Thursday, August 4, 2011

Land Rover Will Unveil Defender Concept at 2011 Frankfurt Auto Show

Just the Facts:
  • Land Rover will show a Defender concept at the 2011 Frankfurt Auto Show, as it mulls a replacement for the current model.
  • Land Rover considers this car vital because it's where the brand sprang from after World War II, even if most of the business these days is centered on more luxurious vehicles.
  • Land Rover may elect to develop a new platform with a separate chassis for the next Defender, allowing a wide variety of vehicle types, as with the current model.

LONDON — Land Rover will show a Defender concept at the 2011 Frankfurt Auto Show.
The company, now controlled by India's Tata Group, considers this car vital because it's where the brand sprang from after World War II, even if most of the business these days is centered on more luxurious vehicles.
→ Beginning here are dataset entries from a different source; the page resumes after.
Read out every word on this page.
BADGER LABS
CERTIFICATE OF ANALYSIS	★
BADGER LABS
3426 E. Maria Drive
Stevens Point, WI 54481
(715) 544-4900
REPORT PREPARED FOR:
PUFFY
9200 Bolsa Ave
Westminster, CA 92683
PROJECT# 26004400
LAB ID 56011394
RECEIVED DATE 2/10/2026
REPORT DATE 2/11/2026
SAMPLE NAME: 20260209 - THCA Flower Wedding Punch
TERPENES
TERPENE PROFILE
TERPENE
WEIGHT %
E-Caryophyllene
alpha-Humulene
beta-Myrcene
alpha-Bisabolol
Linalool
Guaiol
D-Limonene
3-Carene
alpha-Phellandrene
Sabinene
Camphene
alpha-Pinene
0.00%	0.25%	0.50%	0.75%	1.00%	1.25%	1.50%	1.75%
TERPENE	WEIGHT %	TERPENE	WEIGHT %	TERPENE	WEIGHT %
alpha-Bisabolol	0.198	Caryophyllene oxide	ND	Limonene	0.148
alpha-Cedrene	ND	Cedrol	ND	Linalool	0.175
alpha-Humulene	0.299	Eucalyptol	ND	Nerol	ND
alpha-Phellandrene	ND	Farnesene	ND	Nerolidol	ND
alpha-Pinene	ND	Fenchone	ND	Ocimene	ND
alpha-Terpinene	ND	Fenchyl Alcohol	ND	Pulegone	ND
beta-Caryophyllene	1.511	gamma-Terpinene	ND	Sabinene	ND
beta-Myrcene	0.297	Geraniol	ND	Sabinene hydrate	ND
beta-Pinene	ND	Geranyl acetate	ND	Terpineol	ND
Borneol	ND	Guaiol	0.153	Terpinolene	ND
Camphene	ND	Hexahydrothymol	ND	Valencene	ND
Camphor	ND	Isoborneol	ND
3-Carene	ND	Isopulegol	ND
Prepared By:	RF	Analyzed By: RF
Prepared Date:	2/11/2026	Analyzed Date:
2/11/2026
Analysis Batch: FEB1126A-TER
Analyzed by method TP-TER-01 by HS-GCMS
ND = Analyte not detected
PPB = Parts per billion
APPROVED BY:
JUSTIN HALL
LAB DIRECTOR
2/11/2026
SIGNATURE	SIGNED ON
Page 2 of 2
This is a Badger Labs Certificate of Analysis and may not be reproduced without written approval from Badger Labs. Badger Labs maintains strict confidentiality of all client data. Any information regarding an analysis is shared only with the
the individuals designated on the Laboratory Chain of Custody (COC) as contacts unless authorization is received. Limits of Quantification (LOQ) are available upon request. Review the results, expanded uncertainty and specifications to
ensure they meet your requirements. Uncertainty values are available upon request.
The current Defender dates to 1983 and is a direct descendant of the original 1948 Land Rover Series I.
The business plan for — and the extent of — the new-generation Defender family is the challenge.
Land Rover may elect to develop a new platform with a separate chassis for the next Defender, allowing a wide variety of vehicle types, as with the current model. Or the company could use an adapted, complicated and cost-reduced LR3 chassis. Expect some clever ways of achieving body modularity (to get station wagons, crew-cabs, pickups and a military version) without costing a fortune and with better finish.

Company planners have categorized the potential SUV market as luxury, leisure and utility, and they're working on how the Defender can score a bigger slice of the utility market and make money without the economies-of-scale benefit and with the grip Toyota and others have on the market.

Land Rover ultimately may have to take a premium utility stance with the new Defender, and hope that the style and depth of competence will allow a higher price.

The company also will have to get reliability licked once and for all — a constant sticking point in the U.S. as well as the home market.

Land Rover reckons it needs to sell 60,000-80,000 units annually to make the program pay. Military sales are attractive because of the parts business. Last year, it sold 18,000 Defenders.

Inside Line says: The company is mulling a fourth plant, possibly in China, for Land Rover manufacture. China is now its second biggest market, behind the U.K. and ahead of the U.S.